Court documents said Hake had 789,438 shares of company stock and Moore held 88,187 shares.

Public comments by Hake and Moore at events like the March 7, 2005, Raymond James Institutional Investors Conference in Orlando, Fla., are a focus of the lawsuit. The executives said they expected Maytag to earn between $1.10 and $1.30 per share in 2005.

After the statements, Maytag shares rose, closing at $15.93, up from $14.70 the previous business day.

The lawsuit said that on April 22 the company publicly changed its business forecast, announcing first-quarter financial results and lowering its 2005 earnings forecast to a range of 45 to 55 cents a share.

Shares closed that day at $10.89, down from $15.10 the previous day.

The lawsuit alleges that the defendants knew in February that internal forecasts had been reduced to less than $1 a share.

According to documents filed with the Securities and Exchange Commission, the Maytag board and management discussed earnings forecasts of 97 cents to $1.77 on Feb. 10.

Attorneys for Maytag, Hake and Moore said Maytag‘s public forecasts were consistent with forecasts discussed internally at private board meetings.

“In fact, the average of the public forecast range was less than the average of the internal forecast range,” court documents say.

In addition, the executives claim that they included cautionary language in their forecasts that warned investors that numerous factors could affect earnings.

Attorneys for Yellen are seeking class-action status on behalf of all buyers of Maytag stock between March 7 and April 21, 2005.

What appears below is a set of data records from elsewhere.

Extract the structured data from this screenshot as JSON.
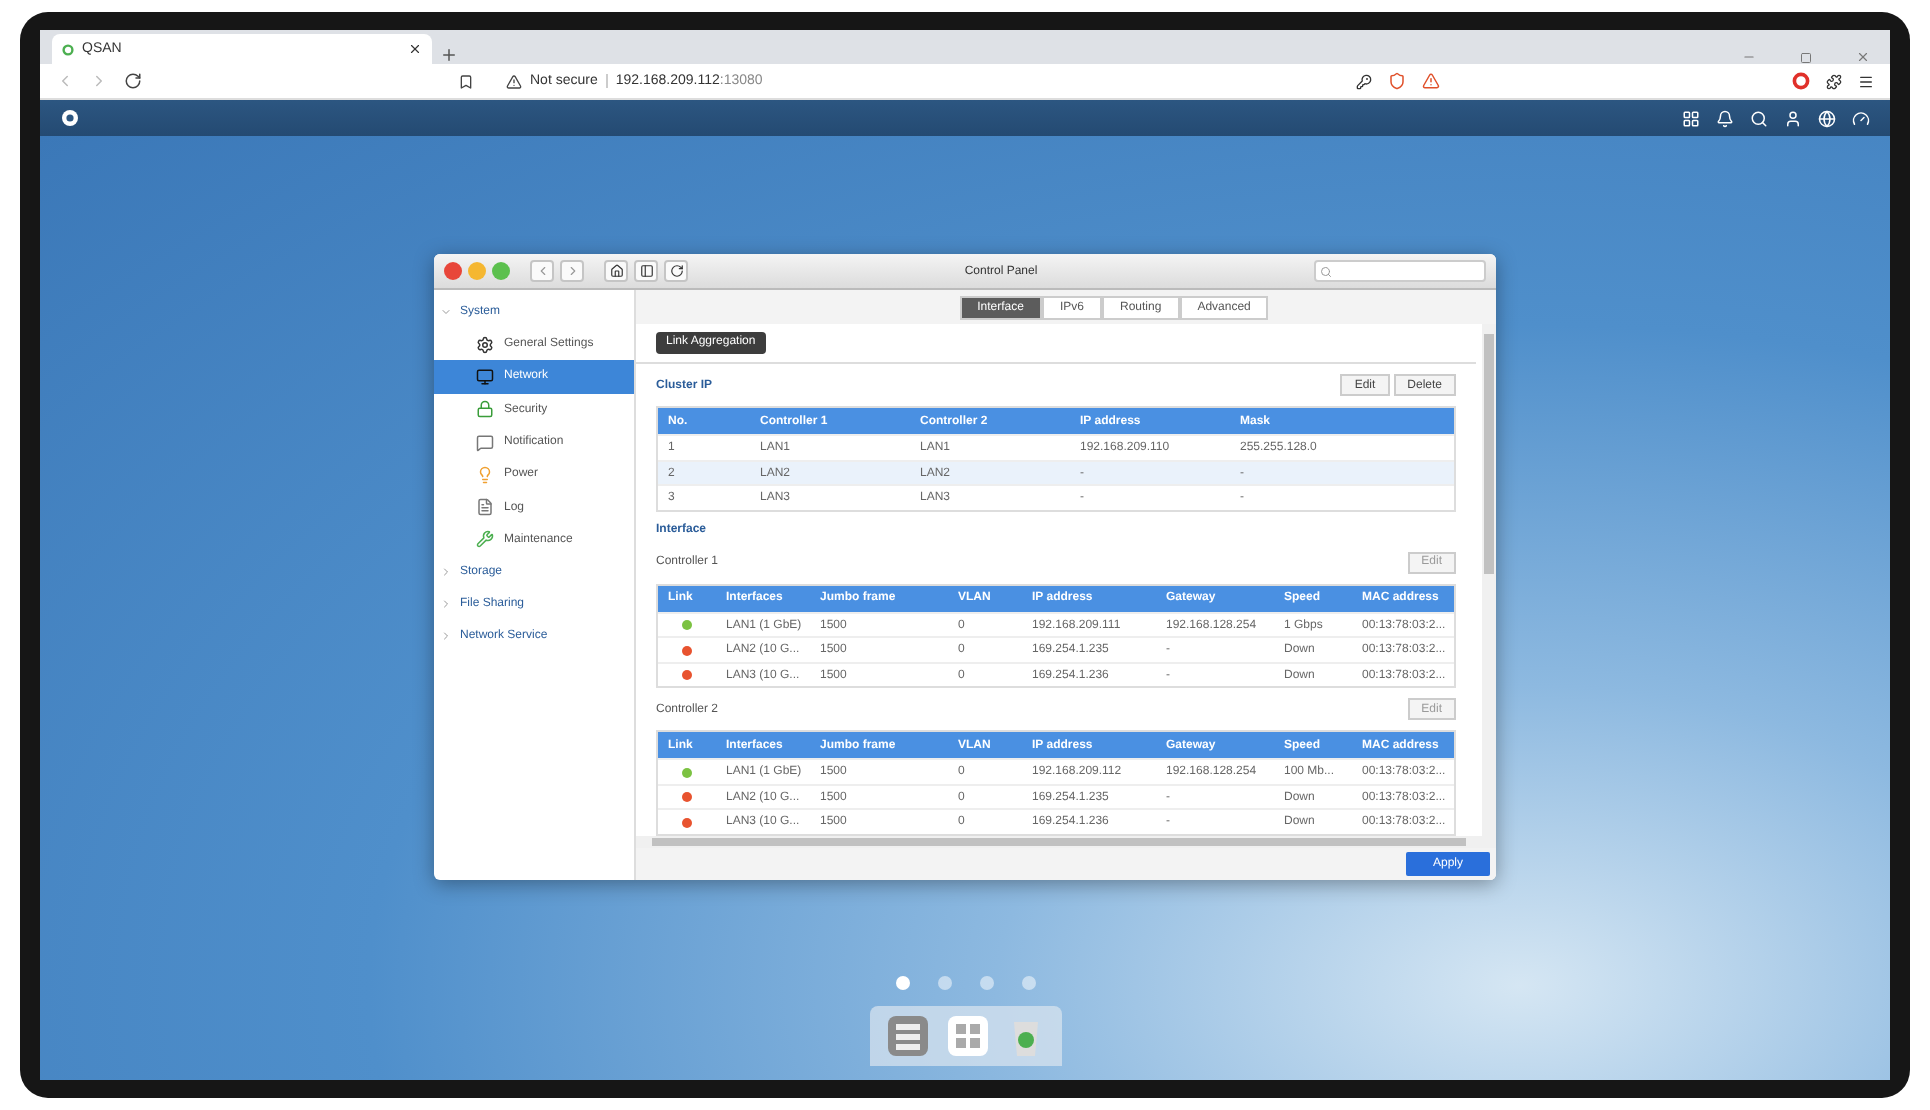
{
  "browser": {
    "tab_title": "QSAN",
    "warning": "Not secure",
    "url_host": "192.168.209.112",
    "url_port": ":13080"
  },
  "window": {
    "title": "Control Panel"
  },
  "sidebar": {
    "items": [
      {
        "label": "System",
        "expanded": true,
        "children": [
          {
            "label": "General Settings",
            "selected": false
          },
          {
            "label": "Network",
            "selected": true
          },
          {
            "label": "Security",
            "selected": false
          },
          {
            "label": "Notification",
            "selected": false
          },
          {
            "label": "Power",
            "selected": false
          },
          {
            "label": "Log",
            "selected": false
          },
          {
            "label": "Maintenance",
            "selected": false
          }
        ]
      },
      {
        "label": "Storage",
        "expanded": false
      },
      {
        "label": "File Sharing",
        "expanded": false
      },
      {
        "label": "Network Service",
        "expanded": false
      }
    ]
  },
  "tabs": [
    {
      "label": "Interface",
      "selected": true
    },
    {
      "label": "IPv6",
      "selected": false
    },
    {
      "label": "Routing",
      "selected": false
    },
    {
      "label": "Advanced",
      "selected": false
    }
  ],
  "link_aggregation": "Link Aggregation",
  "cluster_ip": {
    "title": "Cluster IP",
    "buttons": [
      {
        "label": "Edit",
        "disabled": false
      },
      {
        "label": "Delete",
        "disabled": false
      }
    ],
    "columns": [
      "No.",
      "Controller 1",
      "Controller 2",
      "IP address",
      "Mask"
    ],
    "rows": [
      {
        "selected": false,
        "cells": [
          "1",
          "LAN1",
          "LAN1",
          "192.168.209.110",
          "255.255.128.0"
        ]
      },
      {
        "selected": true,
        "cells": [
          "2",
          "LAN2",
          "LAN2",
          "-",
          "-"
        ]
      },
      {
        "selected": false,
        "cells": [
          "3",
          "LAN3",
          "LAN3",
          "-",
          "-"
        ]
      }
    ]
  },
  "interface": {
    "title": "Interface",
    "controllers": [
      {
        "name": "Controller 1",
        "edit": {
          "label": "Edit",
          "disabled": true
        },
        "columns": [
          "Link",
          "Interfaces",
          "Jumbo frame",
          "VLAN",
          "IP address",
          "Gateway",
          "Speed",
          "MAC address"
        ],
        "rows": [
          {
            "color": "#7cc242",
            "cells": [
              "",
              "LAN1 (1 GbE)",
              "1500",
              "0",
              "192.168.209.111",
              "192.168.128.254",
              "1 Gbps",
              "00:13:78:03:2..."
            ]
          },
          {
            "color": "#e8532f",
            "cells": [
              "",
              "LAN2 (10 G...",
              "1500",
              "0",
              "169.254.1.235",
              "-",
              "Down",
              "00:13:78:03:2..."
            ]
          },
          {
            "color": "#e8532f",
            "cells": [
              "",
              "LAN3 (10 G...",
              "1500",
              "0",
              "169.254.1.236",
              "-",
              "Down",
              "00:13:78:03:2..."
            ]
          }
        ]
      },
      {
        "name": "Controller 2",
        "edit": {
          "label": "Edit",
          "disabled": true
        },
        "columns": [
          "Link",
          "Interfaces",
          "Jumbo frame",
          "VLAN",
          "IP address",
          "Gateway",
          "Speed",
          "MAC address"
        ],
        "rows": [
          {
            "color": "#7cc242",
            "cells": [
              "",
              "LAN1 (1 GbE)",
              "1500",
              "0",
              "192.168.209.112",
              "192.168.128.254",
              "100 Mb...",
              "00:13:78:03:2..."
            ]
          },
          {
            "color": "#e8532f",
            "cells": [
              "",
              "LAN2 (10 G...",
              "1500",
              "0",
              "169.254.1.235",
              "-",
              "Down",
              "00:13:78:03:2..."
            ]
          },
          {
            "color": "#e8532f",
            "cells": [
              "",
              "LAN3 (10 G...",
              "1500",
              "0",
              "169.254.1.236",
              "-",
              "Down",
              "00:13:78:03:2..."
            ]
          }
        ]
      }
    ]
  },
  "apply": "Apply",
  "desktop_pages": [
    {
      "selected": true
    },
    {
      "selected": false
    },
    {
      "selected": false
    },
    {
      "selected": false
    }
  ]
}
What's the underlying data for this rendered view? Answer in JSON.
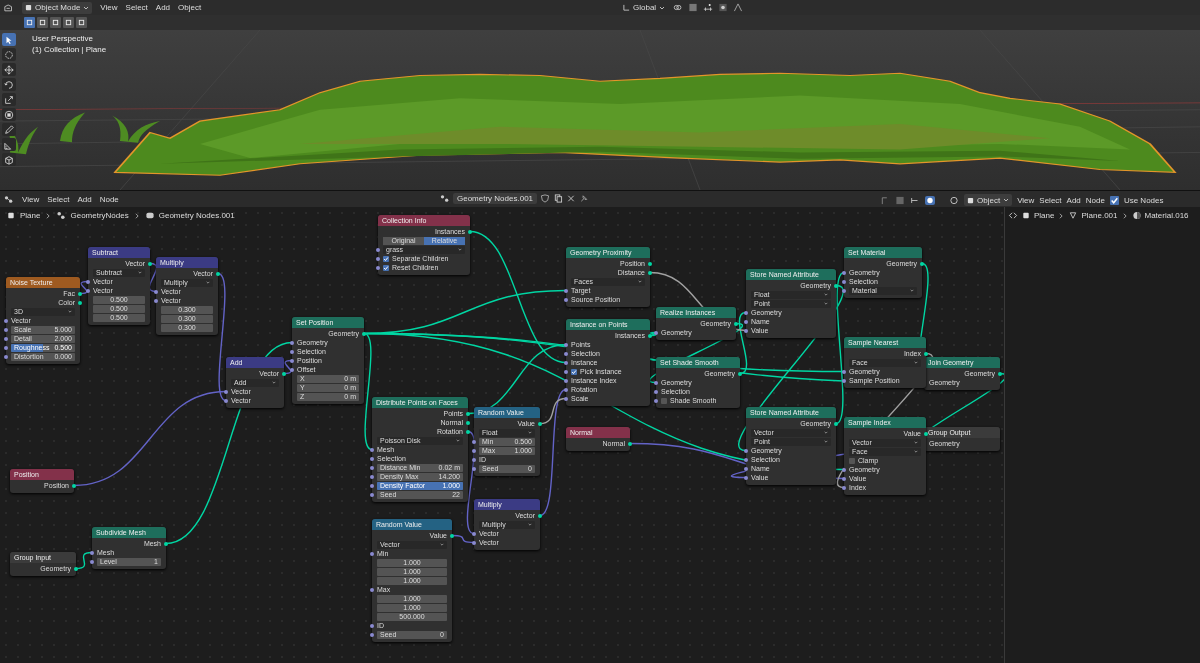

Attorneys for both sides argued before U.S. District Court Judge Robert Pratt in Des Moines on Monday. The hearing focused on Maytag‘s motion for a dismissal of the case. The attorneys said there was no motive for Hake and Moore to commit the fraud alleged by Yellen and no strong circumstantial evidence that the earnings forecasts were knowingly false.

Court documents say Yellen bought 20,000 shares of Maytag stock in March and April of 2005 on behalf of various clients, paying between $15.51 and $15.68 per share. His clients include pension funds, retirement accounts and individual accounts.

Whirlpool Corp. of Benton Harbor, Mich., bought Maytag on March 31, making Maytag a subsidiary of Whirlpool. Spokesman Dan Verakis said the company had no comment on the lawsuit.